4. Audition au Sénat (octobre 2025)

Sur le déficit prévu (un peu plus de 40 M€ en consolidé) : elle l’attribue explicitement à « une baisse de dotation publique de 115 millions d’euros imposée par l’État », alors que les concours publics ont « légèrement diminué » malgré +20 % d’inflation. Elle répète que France Télévisions « coûte 20 % de moins aux Français qu’il y a 10 ans » grâce à ses efforts, et que la « Tutelle de l’État » a été « erratique et changeante » (repris dans le débat). Pas d’erreur de gestion assumée comme cause principale.

5. Autres interventions récurrentes 

Comme dans son échange avec Marc-Olivier Fogiel (ou sur les réseaux), elle accuse régulièrement les « attaques incessantes » des chaînes privées ou de certains politiques contre le service public.

Toute sa com' - dernière en date : le petit manuel du parfait bonimenteur concocté par une équipe interne payée pour sa propagande et probablement des illustrations toutes plus partisanes les unes que les autres -  personne n'y croit plus ! Chantre du « ce n’est pas moi, c’est le contexte », elle peut bien dégainer son "plaidoyer transparence" préparée par trois avocats et une dircom en sueur où chaque ligne en réalité est une esquive - plus personne n'est dupe.

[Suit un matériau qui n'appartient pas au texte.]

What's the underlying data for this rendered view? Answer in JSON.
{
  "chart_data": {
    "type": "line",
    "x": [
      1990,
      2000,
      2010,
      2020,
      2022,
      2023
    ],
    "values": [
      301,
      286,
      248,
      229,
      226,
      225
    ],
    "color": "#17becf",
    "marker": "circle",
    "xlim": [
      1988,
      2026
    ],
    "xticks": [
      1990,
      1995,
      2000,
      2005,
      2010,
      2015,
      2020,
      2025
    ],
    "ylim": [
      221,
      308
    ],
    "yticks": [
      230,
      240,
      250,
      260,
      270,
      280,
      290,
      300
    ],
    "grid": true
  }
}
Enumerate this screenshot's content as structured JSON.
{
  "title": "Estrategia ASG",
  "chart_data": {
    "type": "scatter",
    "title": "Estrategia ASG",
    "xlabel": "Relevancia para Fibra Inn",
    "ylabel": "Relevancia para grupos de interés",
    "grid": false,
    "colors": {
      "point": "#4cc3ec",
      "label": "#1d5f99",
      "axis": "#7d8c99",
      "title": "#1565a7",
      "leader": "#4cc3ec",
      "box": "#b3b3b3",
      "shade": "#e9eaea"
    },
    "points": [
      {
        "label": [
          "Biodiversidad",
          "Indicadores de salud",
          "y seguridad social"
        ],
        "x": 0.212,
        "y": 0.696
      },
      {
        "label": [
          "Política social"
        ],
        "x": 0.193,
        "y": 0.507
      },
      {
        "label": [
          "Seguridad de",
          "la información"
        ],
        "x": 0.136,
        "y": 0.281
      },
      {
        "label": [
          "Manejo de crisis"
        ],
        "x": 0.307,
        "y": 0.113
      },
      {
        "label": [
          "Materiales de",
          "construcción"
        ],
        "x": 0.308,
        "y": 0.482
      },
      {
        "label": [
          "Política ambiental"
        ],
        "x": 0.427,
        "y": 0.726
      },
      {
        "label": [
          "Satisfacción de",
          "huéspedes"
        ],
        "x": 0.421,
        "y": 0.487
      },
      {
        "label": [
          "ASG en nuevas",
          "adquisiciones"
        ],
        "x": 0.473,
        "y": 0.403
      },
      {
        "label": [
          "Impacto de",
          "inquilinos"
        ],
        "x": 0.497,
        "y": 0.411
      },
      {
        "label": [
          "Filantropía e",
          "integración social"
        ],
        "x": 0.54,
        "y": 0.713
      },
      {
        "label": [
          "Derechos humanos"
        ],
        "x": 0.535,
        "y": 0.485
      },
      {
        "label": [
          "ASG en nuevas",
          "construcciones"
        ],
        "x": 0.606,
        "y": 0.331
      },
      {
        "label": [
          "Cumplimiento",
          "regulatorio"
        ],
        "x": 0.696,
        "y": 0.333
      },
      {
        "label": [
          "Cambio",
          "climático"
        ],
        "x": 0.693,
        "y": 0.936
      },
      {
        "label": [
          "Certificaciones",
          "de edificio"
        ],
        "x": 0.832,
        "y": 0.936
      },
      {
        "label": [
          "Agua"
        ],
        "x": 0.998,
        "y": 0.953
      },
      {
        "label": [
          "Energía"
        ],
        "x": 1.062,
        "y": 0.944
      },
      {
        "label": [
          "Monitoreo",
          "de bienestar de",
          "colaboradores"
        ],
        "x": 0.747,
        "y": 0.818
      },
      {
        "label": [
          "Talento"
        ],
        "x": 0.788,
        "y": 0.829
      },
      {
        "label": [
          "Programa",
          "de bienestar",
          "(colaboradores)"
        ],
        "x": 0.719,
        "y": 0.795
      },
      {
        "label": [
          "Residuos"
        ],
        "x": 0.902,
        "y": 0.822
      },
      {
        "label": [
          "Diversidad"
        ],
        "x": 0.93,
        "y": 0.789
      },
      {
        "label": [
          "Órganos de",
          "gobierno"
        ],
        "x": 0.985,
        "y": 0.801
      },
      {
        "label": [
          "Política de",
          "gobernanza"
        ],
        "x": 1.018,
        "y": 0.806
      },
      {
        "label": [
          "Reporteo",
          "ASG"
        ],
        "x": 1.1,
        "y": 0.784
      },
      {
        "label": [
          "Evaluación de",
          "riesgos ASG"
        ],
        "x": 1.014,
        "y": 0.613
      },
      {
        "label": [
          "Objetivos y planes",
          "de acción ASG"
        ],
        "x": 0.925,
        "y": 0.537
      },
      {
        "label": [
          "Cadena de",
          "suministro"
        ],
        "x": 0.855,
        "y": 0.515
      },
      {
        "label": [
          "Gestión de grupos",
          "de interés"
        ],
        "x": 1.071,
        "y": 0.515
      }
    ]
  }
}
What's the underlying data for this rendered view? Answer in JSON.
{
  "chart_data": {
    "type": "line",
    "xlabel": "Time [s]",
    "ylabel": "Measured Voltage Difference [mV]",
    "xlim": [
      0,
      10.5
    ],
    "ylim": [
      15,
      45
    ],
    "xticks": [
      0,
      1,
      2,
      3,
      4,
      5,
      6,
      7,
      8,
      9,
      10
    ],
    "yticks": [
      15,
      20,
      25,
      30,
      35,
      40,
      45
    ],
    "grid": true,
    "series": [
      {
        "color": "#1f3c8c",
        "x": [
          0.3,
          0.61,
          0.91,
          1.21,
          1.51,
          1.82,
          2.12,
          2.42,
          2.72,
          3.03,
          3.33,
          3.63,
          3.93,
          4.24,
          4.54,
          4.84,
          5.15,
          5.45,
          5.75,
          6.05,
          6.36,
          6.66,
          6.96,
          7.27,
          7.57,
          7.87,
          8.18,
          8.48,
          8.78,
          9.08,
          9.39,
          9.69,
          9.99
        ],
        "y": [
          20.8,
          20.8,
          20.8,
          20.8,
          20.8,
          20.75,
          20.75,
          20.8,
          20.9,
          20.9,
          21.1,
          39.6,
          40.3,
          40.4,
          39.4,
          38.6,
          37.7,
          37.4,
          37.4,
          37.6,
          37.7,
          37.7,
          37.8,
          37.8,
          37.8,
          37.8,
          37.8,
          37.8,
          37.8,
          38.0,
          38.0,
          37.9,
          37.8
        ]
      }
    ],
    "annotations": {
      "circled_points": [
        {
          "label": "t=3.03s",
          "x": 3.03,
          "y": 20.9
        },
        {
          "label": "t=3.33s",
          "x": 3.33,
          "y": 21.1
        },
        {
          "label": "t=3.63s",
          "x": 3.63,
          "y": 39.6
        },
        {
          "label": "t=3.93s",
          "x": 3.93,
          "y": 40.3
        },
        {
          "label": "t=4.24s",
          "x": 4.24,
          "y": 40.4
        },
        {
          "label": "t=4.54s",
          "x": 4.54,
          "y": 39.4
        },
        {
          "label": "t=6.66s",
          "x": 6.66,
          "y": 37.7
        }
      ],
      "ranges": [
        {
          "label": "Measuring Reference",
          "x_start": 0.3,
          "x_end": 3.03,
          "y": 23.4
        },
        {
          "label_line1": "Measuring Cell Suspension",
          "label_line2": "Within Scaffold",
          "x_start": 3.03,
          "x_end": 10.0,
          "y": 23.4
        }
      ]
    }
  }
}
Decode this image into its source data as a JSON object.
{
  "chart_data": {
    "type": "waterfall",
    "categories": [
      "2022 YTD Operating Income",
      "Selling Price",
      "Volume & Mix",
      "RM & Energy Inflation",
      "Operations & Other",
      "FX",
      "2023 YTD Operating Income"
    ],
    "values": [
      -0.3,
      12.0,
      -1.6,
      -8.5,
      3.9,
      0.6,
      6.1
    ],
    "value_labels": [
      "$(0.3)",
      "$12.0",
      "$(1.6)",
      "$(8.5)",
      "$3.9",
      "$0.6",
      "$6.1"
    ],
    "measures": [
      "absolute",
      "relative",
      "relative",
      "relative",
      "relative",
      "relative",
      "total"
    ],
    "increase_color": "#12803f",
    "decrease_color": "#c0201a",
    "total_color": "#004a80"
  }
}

Les critiques formulées tous azimuts, une opinion des rédacteurs, certainement pas un constat !!! 

La Cour des comptes (septembre 2025) pointe une gestion « critique », des capitaux propres en chute libre, des charges de personnel qui grimpent pendant que le trou se creuse ? Réponse : « on contextualise ».  

On demande le détail des cadres hors Comex, la vraie ventilation de la masse salariale, le ratio encadrement/production qui explose ? « Pas pertinent », « complexité créative », « regardez plutôt nos audiences » (celles qui fondent comme neige au soleil).  

Les 150 millions d’économies promises pour 2026 ? « C’est en cours, historique, effort partagé, tous les postes contribuent » (sauf le sien, visiblement, avec sa prime de performance de presque 80 000€).  

Le barter de Cannes qui sent l'ABS  à plein nez ? « Gestion patrimoniale optimisée » !  

Les frais de réception, cocktails et voyages qui font tousser la Cour ? « On appliquera les recommandations ».

Comme elle ne peut guère nier les chiffres, elle tente de les encadrer avec d'autres qui ne veulent rien dire, les remet en perspective,  les noie dans un narratif si dense qu’on finit par ne plus voir le gouffre dessous.  

Vaines manœuvres que l'État ne peut plus cautionner vu la situation catastrophique du Pays.